There are 91 licensed banks within the IBC. Of those 91 banks, 13 are representative offices that allow banks and financial institutions to promote and conduct business from an office in Panama, although they are not allowed to provide banking services in Panama. We also hold an international banking license, which allows banks to take their services to clients beyond Panama, to take deposits from abroad, and to extend loans to other countries. Just 28 of our members are so licensed. The remaining 50 hold a general license, which allows banks to operate in the local market and abroad, so they can perform local and international business at all times. We try to attract new members by promoting the advantages of using Panama as a base from which to perform banking and financial operations throughout Latin America, as well as the local market. Ideally, we would like to attract at least three important financial institutions to Panama by the end of 2014.

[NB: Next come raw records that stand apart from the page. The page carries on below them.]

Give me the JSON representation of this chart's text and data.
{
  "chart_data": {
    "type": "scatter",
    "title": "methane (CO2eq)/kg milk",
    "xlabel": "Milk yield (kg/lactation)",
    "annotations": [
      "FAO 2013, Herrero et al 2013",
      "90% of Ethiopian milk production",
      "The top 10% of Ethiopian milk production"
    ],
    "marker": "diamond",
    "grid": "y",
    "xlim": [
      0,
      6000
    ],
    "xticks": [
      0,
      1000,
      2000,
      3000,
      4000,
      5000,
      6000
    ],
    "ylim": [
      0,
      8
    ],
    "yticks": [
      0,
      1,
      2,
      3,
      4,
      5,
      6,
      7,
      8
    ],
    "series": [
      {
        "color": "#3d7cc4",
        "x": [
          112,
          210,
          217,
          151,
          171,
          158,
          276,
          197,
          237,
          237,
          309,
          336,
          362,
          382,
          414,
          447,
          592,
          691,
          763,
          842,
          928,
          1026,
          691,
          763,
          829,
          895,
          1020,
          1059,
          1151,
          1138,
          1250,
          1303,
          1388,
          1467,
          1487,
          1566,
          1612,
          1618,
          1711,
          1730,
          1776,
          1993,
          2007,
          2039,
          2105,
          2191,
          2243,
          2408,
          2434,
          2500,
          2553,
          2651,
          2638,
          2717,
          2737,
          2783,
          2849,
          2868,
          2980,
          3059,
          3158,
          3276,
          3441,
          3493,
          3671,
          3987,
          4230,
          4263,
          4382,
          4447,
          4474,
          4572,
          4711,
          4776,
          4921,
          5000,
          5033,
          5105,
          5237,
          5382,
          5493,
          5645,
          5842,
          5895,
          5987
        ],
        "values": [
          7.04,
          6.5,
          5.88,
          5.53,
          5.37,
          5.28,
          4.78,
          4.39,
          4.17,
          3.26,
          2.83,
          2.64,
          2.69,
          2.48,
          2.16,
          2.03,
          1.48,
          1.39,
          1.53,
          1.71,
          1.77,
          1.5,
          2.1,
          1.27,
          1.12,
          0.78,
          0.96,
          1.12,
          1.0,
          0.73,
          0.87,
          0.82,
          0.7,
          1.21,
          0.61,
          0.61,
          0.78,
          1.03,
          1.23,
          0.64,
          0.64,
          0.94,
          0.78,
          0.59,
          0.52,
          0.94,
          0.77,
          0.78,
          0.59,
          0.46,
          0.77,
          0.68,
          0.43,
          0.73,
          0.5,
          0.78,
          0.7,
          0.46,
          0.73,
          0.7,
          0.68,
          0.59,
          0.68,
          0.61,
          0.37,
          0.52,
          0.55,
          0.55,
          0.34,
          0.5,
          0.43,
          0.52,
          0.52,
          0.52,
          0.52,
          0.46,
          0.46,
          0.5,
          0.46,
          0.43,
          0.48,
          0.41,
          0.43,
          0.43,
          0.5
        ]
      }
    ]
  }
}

The assets of the IBC grew by 7.6% YoY in June of 2014. How would you evaluate the performance of the IBC in 2013, and of the overall economy?

The growth of the IBC has been impressive, and remains so in 2014, with a rising growth trend in evidence. Assets saw an increase of 7.6% in June 2014, and we evaluate the international and general licensed banks together. Internal credit to the private sector grew 8.7% compared to the same period in 2013. All indicators point to continued solid growth and efficiency, and the banks have strong rates of capital adequacy, making for a healthy environment. Meanwhile, the broader economy is also continuing to grow in 2014, albeit at a slower pace than in recent years.

What challenges do the 91 IBC members face this year?

Regulation poses a challenge. Capital adequacy and liquidity requirements mean that banks have to invest more capital, which stiffens competition. Furthermore, transparency, anti-money laundering initiatives, and anti-terrorism financing laws require improvements and changes to the legal framework, which will also place a burden on financial institutions. Banking is the most regulated and supervised sector in Panama, and this environment needs to be expanded to other sectors as well. Panama has an important task in terms of improving the transparency of the sector, and we are advancing in that direction.

The country has signed 19 double taxation agreements. What are your predictions for the next OECD review of the country?

We still have to get past phase II of that review, and have to consider changes to our legal framework accordingly. Last year we passed a law for the immobilization of better shares, but the timing was not right for the law to come into effect. This is one issue that the country needs to address, and the plan is to modify the law some time in the second half of this year. We have to move forward and keep making improvements to meet OECD requirements as well as Financial Action Task Force requirements for money laundering and terrorism financing.